The collapse of Mazar-i-Sharif, the capital of Balkh Province and one of the last three major cities that had remained under government control, comes just a day after two key cities in southern and western Afghanistan were lost to the Taliban.
The Taliban seized the last northern holdout city barely an hour after breaking through the front lines at the city’s edge. Soon after, government security forces and militias fled — including those led by the infamous warlords Marshal Abdul Rashid Dostum and Atta Muhammad Noor — effectively handing control to the insurgents.

“Government forces and popular uprisings all left the city,” said Hashim Ahmadzai, a pro-government militia commander.
“The Taliban seized government and military buildings. There was no resistance.”

The insurgents now effectively control the southern, western and northern regions of the country — just about encircling country’s capital, Kabul, as they press on in their rapid military offensive.
The Taliban blitz began in May, but the insurgents have managed to seize more than half of Afghanistan’s provincial capitals in just over a week.

The loss of the north — once the heart of resistance to the insurgents’ rise to power in 1996 — to the Taliban offered a devastating blow to morale for a country gripped with panic.
In the late 1990s, Mazar-i-Sharif was the site of pitched battles between the Taliban and northern militia groups that managed to push back the hard-line insurgents before the group took over the city in 1998.
The victory followed infighting and defections among the militias and culminated with the Taliban’s ethnically charged massacre of hundreds of militia fighters who had surrendered.

Horror-hellscape ahead. A portion of the Human Rights Watch summary (November 1998) on the massacre at Mazar-i-Sharif:

In the days that followed, Taliban forces carried out a systematic search for male members of the ethnic Hazara, Tajik, and Uzbek communities in the city.
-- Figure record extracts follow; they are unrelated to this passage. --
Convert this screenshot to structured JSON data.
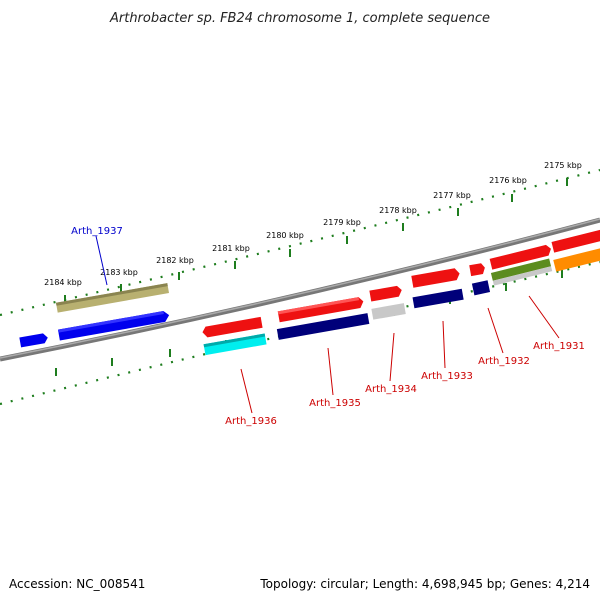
{
  "title": "Arthrobacter sp. FB24 chromosome 1, complete sequence",
  "accession": "Accession: NC_008541",
  "summary": "Topology: circular; Length: 4,698,945 bp; Genes: 4,214",
  "colors": {
    "backbone": "#7a7a7a",
    "tick": "#1e7d1e",
    "red": "#ee1111",
    "navy": "#00007a",
    "blue": "#0000ee",
    "khaki": "#b8b070",
    "cyan": "#00eeee",
    "gray": "#c8c8c8",
    "olive": "#5c8c1e",
    "orange": "#ff8c00",
    "label_red": "#cc0000",
    "label_blue": "#0000cc"
  },
  "ruler": [
    "2175 kbp",
    "2176 kbp",
    "2177 kbp",
    "2178 kbp",
    "2179 kbp",
    "2180 kbp",
    "2181 kbp",
    "2182 kbp",
    "2183 kbp",
    "2184 kbp"
  ],
  "gene_labels": [
    {
      "id": "Arth_1937",
      "color": "label_blue"
    },
    {
      "id": "Arth_1936",
      "color": "label_red"
    },
    {
      "id": "Arth_1935",
      "color": "label_red"
    },
    {
      "id": "Arth_1934",
      "color": "label_red"
    },
    {
      "id": "Arth_1933",
      "color": "label_red"
    },
    {
      "id": "Arth_1932",
      "color": "label_red"
    },
    {
      "id": "Arth_1931",
      "color": "label_red"
    }
  ]
}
The Hazaras, a Persian-speaking Shi’a ethnic group, were particularly targeted, in part because of their religious identity.
During the house-to-house searches, scores and perhaps hundreds of Hazara men and boys were summarily executed, apparently to ensure that they would be unable to mount any resistance to the Taliban.

Not much has changed with the Taliban in the past 23 years (CBS News): ‘The U.S. Embassy in Kabul said Wednesday that it was hearing reports of the Taliban executing some surrendering Afghan troops, as the extremist group captured its 10th provincial capital in a week … The U.S. Embassy said the reported executions of surrendering Afghan troops were “deeply disturbing” and “could constitute war crimes.”

All downhill from here.

(Illustration out front: Salvador Dalí’s 1958 painting, “Meditative Rose,” found here).